Lest you think that the managers of VFIUX did something funny and simply got lucky, take a look at:
VGIT (indexed, Treasuries + Agency MBS, slightly shorter): 1.72%, annualized 2.77%
IEI (Barclay's 3-7 Treasury index, shorter): 1.65%, annualized 2.65%
So everyone riding the curve in the intermediate range made quite a bit more than they were supposed to. Say what you will about uncertain bond times, but I like making 60% more than what I was promised, while the prospects going forward (yields) have stayed the same, i.e. no "bond bull market".

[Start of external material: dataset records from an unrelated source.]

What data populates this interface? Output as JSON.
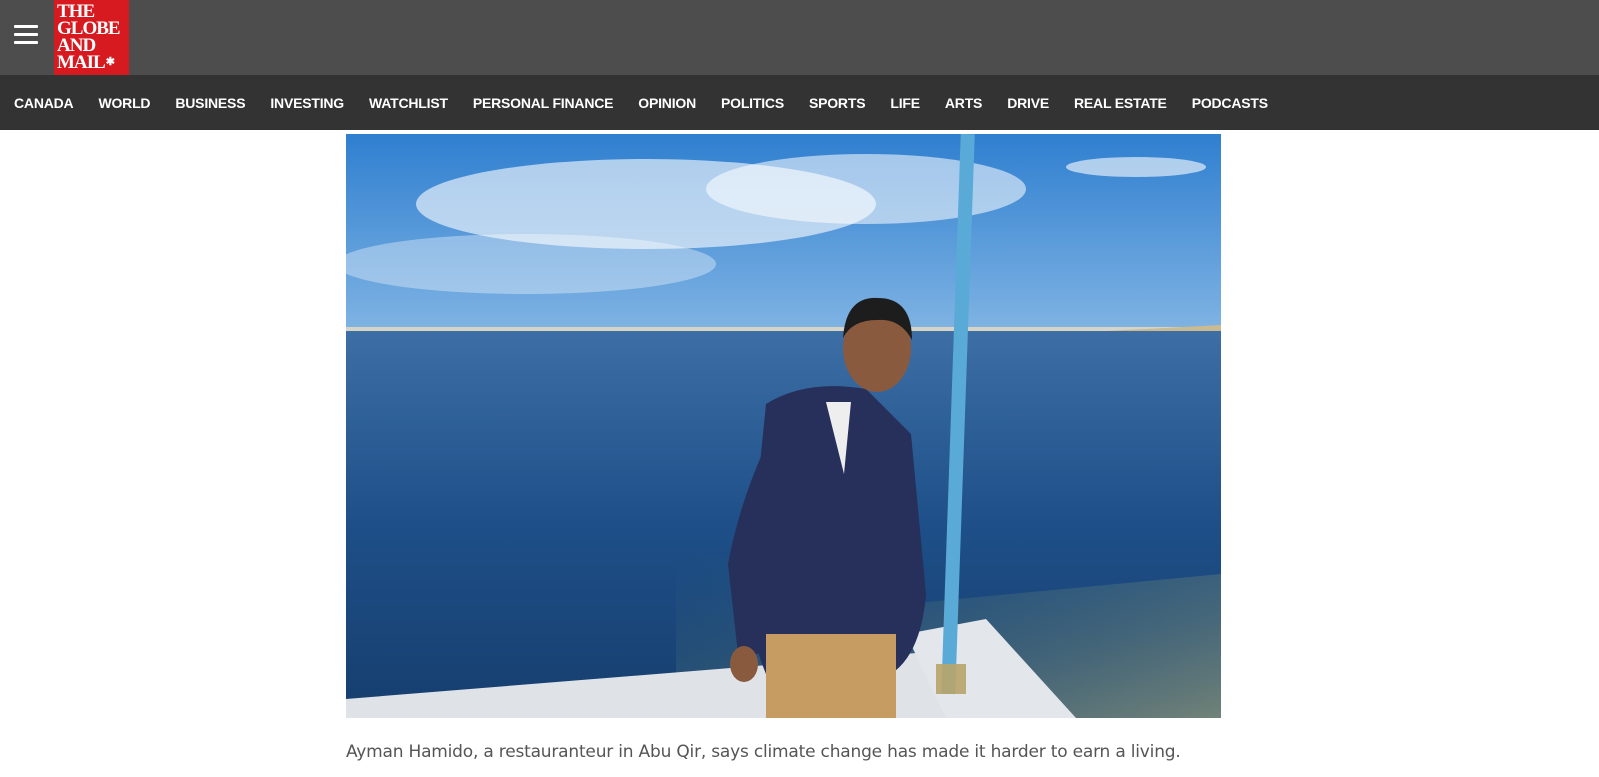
{
  "header": {
    "menu_icon": "hamburger-menu-icon",
    "logo": {
      "lines": [
        "THE",
        "GLOBE",
        "AND",
        "MAIL"
      ],
      "icon": "maple-leaf-icon",
      "color": "#d71920"
    }
  },
  "nav": {
    "items": [
      "CANADA",
      "WORLD",
      "BUSINESS",
      "INVESTING",
      "WATCHLIST",
      "PERSONAL FINANCE",
      "OPINION",
      "POLITICS",
      "SPORTS",
      "LIFE",
      "ARTS",
      "DRIVE",
      "REAL ESTATE",
      "PODCASTS"
    ]
  },
  "article": {
    "caption": "Ayman Hamido, a restauranteur in Abu Qir, says climate change has made it harder to earn a living."
  },
  "colors": {
    "topbar": "#4d4d4d",
    "navbar": "#333333",
    "brand_red": "#d71920"
  }
}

Disclaimer: because yields were so incredibly volatile in June 2013, these numbers change if going back and forward even a few days; for example, it's possible that the snapshots of morningstar and treasury.gov from the same date reflect different intraday numbers. I would have liked to have more stable numbers at that end, but it's a luxury that the bond market has not given us yet for a start - end interval that I'd consider long enough. We might get better comparisons in the future. The other disclaimer is that I still hold the belief I stated in that thread, which is that the yield curve cannot be expected to stay steep. But when it does, we profit.
Anyway, I think it's hard to dispute that real life returns have validated the curve riding bonus. Thanks again stlutz for drawing our attention to it on the theoretical level before the returns started coming in.